Ein dritter Fakt ist der integrative Umgang des Schülers selbst. Max geht in ein Sportgymnasium zur Schule. Dort glaubt man alle sportlichen Disziplinen zu kennen. Er kam als frischer Quereinsteiger in das Projekt ohne die Möglichkeit gehabt zu haben, die einjährige Vorbereitung transparent in einem Blog und in der Schule zu spiegeln. Eine Rückkehr nach den Ferien mit einem plötzlichen Weltmeistertitel muss den bereits über Jahre im Leistungssport erfahrenen Schülern suspekt und unwirklich vorkommen. Dies auch aus jenem Grund, weil die Moonbuggy-Fahrer kein Sportgymnasium als harte Olympiaschmiede mit all ihren Anforderungen besuchen. Hier müssen Neid, Ablehnung und Missverständnis aufgrund fehlender Einblicke auftreten. Wir haben die Schüler seit Beginn dieses Projektes zum Schreiben täglicher Erlebnisberichte und dem Aufbau einer Sympathisantengemeinde aus der Familie heraus verpflichtet. Jene, die das bereits über eine längere Zeit tun, in Schule und Umgebung kommunikativ und offen damit umgehen, kennen solche Erfahrungen wie Max sie jetzt machte nicht mehr.

Dennoch ist die Hürde für einen Einstieg hoch. Bisher besteht nur einer von 2000 Schülern diese Anforderungen. Rückendeckung aus der Gesellschaft und mehr Integrität in das öffentliche Leben könnte diese Schwelle verringern.



Lösungsvorschläge:

Es müssen Eltern, Schulleitung, Lehrer und auch bewusste Medienvertreter mit ihrer Reputation zeitnah eintreten.

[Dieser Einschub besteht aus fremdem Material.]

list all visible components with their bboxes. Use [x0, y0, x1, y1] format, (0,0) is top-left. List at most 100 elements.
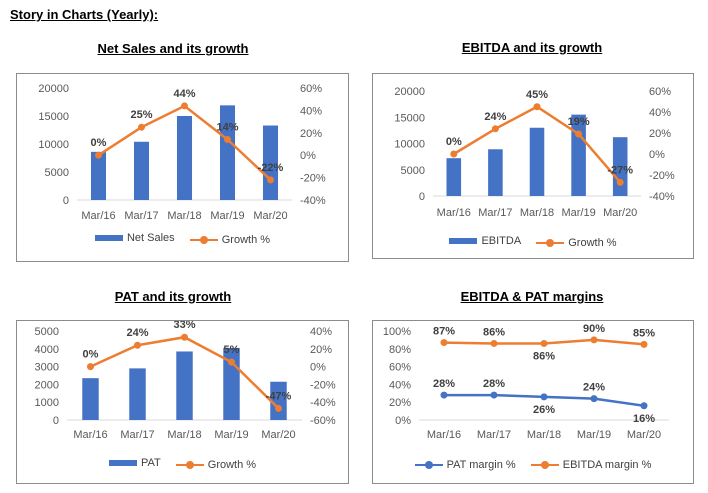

Das sind Softpublikationen im Bekanntenkreis (für Eltern), kleine Würdigungen in den Regionalmedien und Vereinen (Schulen und Medien) sowie Möglichkeiten zu dezenten Vorträgen in Schule und Betrieb (Eltern, Partner, Schule). Wichtig ist eine Veranstaltung zur Würdigung, ihr Rahmen und das Umfeld (gleichgestellt mit der Award-Zeremonie in Huntvsille).

Vor allem ist der verantwortungsbewusste Umgang mit den richtigen Vokabeln wichtig. So kann die Ablehnung von Anglizismen „Moonbuggy" als deutscher Ersatz mit „Mondauto" (als nicht zutreffende Ersatzbeschreibung) nur auf Lächerlichkeit treffen und den Hohn gegen die Teilnehmer schüren.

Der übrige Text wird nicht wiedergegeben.